Indications - this program is a good choice for:

  • Flexibility: While you’ll be approved for a maximum HELOC amount, you don’t need to use all of it. This makes HELOCs an attractive option for paying for ongoing expenses, as well as a “nice to have” for unforeseen emergencies.
  • Replacing the existing mortgage with a new loan doesn’t make sense because the interest rate on the existing mortgage is much lower than current interest rates.

What are the benefits?

  • No Existing Mortgage: In general, Home Equity lines are recorded in a second lien position and have higher interest rates than mortgage loans recorded in first lien positions. As such, borrowers that don’t have an existing mortgage may benefit from more suitable finance on a Cash Out Refinance loan program.
  • Qualifying and Credit Standards: Home Equity Lines typically require above average credit scores and stable employment income.
  • Timeline: Home Equity Lines typically take about 30 days from application to funding.
  • Repayment Increase: Payments during the interest-only period are easy on your budget but once they convert to fully amortized payments, the new monthly amount could squeeze your budget.
  • Sensitive to the real estate market: A significant decline in home values could cause your lender to reduce or freeze your credit line (during the draw period).

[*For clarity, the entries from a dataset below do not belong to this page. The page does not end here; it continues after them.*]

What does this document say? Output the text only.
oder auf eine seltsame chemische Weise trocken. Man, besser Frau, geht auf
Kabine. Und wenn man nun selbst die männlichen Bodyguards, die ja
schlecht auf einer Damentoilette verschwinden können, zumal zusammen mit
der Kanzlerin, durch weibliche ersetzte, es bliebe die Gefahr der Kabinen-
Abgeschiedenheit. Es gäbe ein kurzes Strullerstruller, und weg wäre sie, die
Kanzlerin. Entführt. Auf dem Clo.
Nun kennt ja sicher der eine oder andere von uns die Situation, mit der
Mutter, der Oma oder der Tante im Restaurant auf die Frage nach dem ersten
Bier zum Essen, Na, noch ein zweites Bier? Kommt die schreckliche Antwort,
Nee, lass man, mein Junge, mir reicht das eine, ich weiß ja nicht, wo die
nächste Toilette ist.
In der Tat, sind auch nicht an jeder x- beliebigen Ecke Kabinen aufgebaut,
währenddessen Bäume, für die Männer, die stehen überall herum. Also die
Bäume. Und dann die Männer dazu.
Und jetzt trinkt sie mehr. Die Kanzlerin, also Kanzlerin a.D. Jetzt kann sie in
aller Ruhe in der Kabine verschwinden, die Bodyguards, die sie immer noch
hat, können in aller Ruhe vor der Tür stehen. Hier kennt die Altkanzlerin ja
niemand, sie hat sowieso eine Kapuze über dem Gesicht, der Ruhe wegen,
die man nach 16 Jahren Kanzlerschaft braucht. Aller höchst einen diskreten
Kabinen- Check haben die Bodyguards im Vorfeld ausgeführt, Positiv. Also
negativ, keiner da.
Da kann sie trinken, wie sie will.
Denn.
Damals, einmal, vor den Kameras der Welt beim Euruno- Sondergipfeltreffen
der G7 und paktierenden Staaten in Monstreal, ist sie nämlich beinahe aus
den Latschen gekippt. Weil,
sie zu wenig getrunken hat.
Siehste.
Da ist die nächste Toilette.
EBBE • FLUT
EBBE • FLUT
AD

Typical Disqualifying Considerations?

  • Optional Interest-only payments: Whether you choose a 3-year or 10-year draw period, typically the first 10 years, you’re only required to pay interest on what you use from the line of credit. This keeps your payments low, freeing up cash for other expenses or goals.
  • Lower rates: HELOCs are backed by the equity in your home, which acts as collateral for the debt (in contrast to unsecured debt instruments, like credit cards or some personal loans, which aren’t backed by anything). The presence of collateral makes a loan less risky for a lender. Because of this lower risk, HELOCs and home equity loans tend to have lower rates than these other types of financing.
  • Potential tax deduction: If you use the funds from a HELOC to make home improvements, you might be able to deduct the interest on your tax return.